Secondo i dati forniti dal ministro della Difesa Lorenzo Guerini significa passare dai circa 25 miliardi l’anno odierni ad almeno 38 miliardi, il che vuol dire incrementare la spesa militare giornaliera da 68 milioni al giorno a 104 milioni. Va ancora sottolineato l’aspetto degli investimenti. Tutto ciò significa ricerca, occupazione, innovazione, produzione diretta.
Naturalmente la svolta del governo tedesco ha in un certo senso “aiutato” la decisione della Camera: «D’ora in poi – aveva detto il 28 febbraio scorso Olaf Scholz – la Germania investirà più del 2% del Pil nella nostra difesa». Per un partito pacifista come l’Spd si tratta di un cambiamento storico, ma per l’Europa è un segnale chiarissimo.

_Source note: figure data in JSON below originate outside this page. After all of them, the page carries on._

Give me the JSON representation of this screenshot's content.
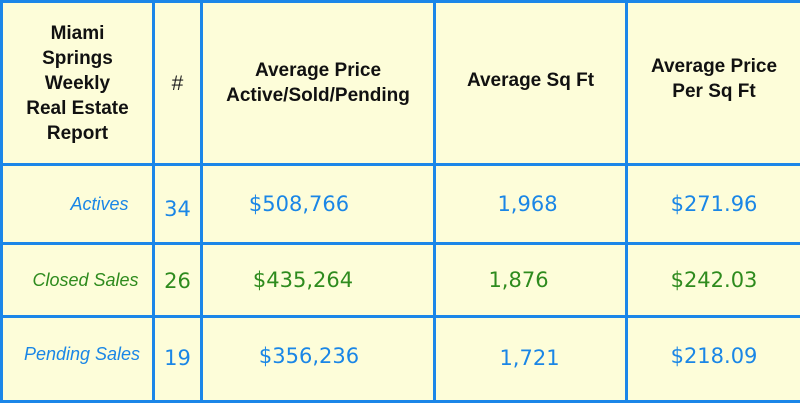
{
  "header": {
    "title": [
      "Miami",
      "Springs",
      "Weekly",
      "Real Estate",
      "Report"
    ],
    "count": "#",
    "avg_price": [
      "Average Price",
      "Active/Sold/Pending"
    ],
    "avg_sqft": "Average Sq Ft",
    "avg_price_sqft": [
      "Average Price",
      "Per Sq Ft"
    ]
  },
  "rows": [
    {
      "label": "Actives",
      "count": "34",
      "avg_price": "$508,766",
      "avg_sqft": "1,968",
      "price_per_sqft": "$271.96",
      "color": "#1a86e6"
    },
    {
      "label": "Closed Sales",
      "count": "26",
      "avg_price": "$435,264",
      "avg_sqft": "1,876",
      "price_per_sqft": "$242.03",
      "color": "#2e8b1e"
    },
    {
      "label": "Pending Sales",
      "count": "19",
      "avg_price": "$356,236",
      "avg_sqft": "1,721",
      "price_per_sqft": "$218.09",
      "color": "#1a86e6"
    }
  ],
  "colors": {
    "border": "#1b86e8",
    "background": "#fdfdd9"
  }
}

È evidente che il drammatico stallo sul terreno ucraino lascia aperte tutte le possibilità e un Paese serio deve tenere conto di qualunque sviluppo, considerando che già adesso l’Italia, al pari degli altri Paesi europei, sta sostenendo militarmente l’Ucraina e tiene alta l’attenzione dei comandi militari italiani. Soltanto gente che vive su un altro pianeta può meravigliarsi di fronte a una circolare dello Stato maggiore dell’Esercito, in cui si chiede di addestrare le forze armate italiane al combattimento nel quadro della situazione determinata con l’invasione russa dell’Ucraina.
Come al solito, la sinistra estrema (Rifondazione comunista, esiste ancora) ha tentato di scatenare una polemica su una questione che non esiste: «È normale – ha spiegato Guerini – che l’attività esercitativa che le Forze armate realizzano si continui a realizzare, e che si realizzi anche tenendo conto della contingenza nella quale ci troviamo». Sulla politica di difesa l’unità nazionale c’è e senza grandi problemi. Il neutralismo di qui non passa.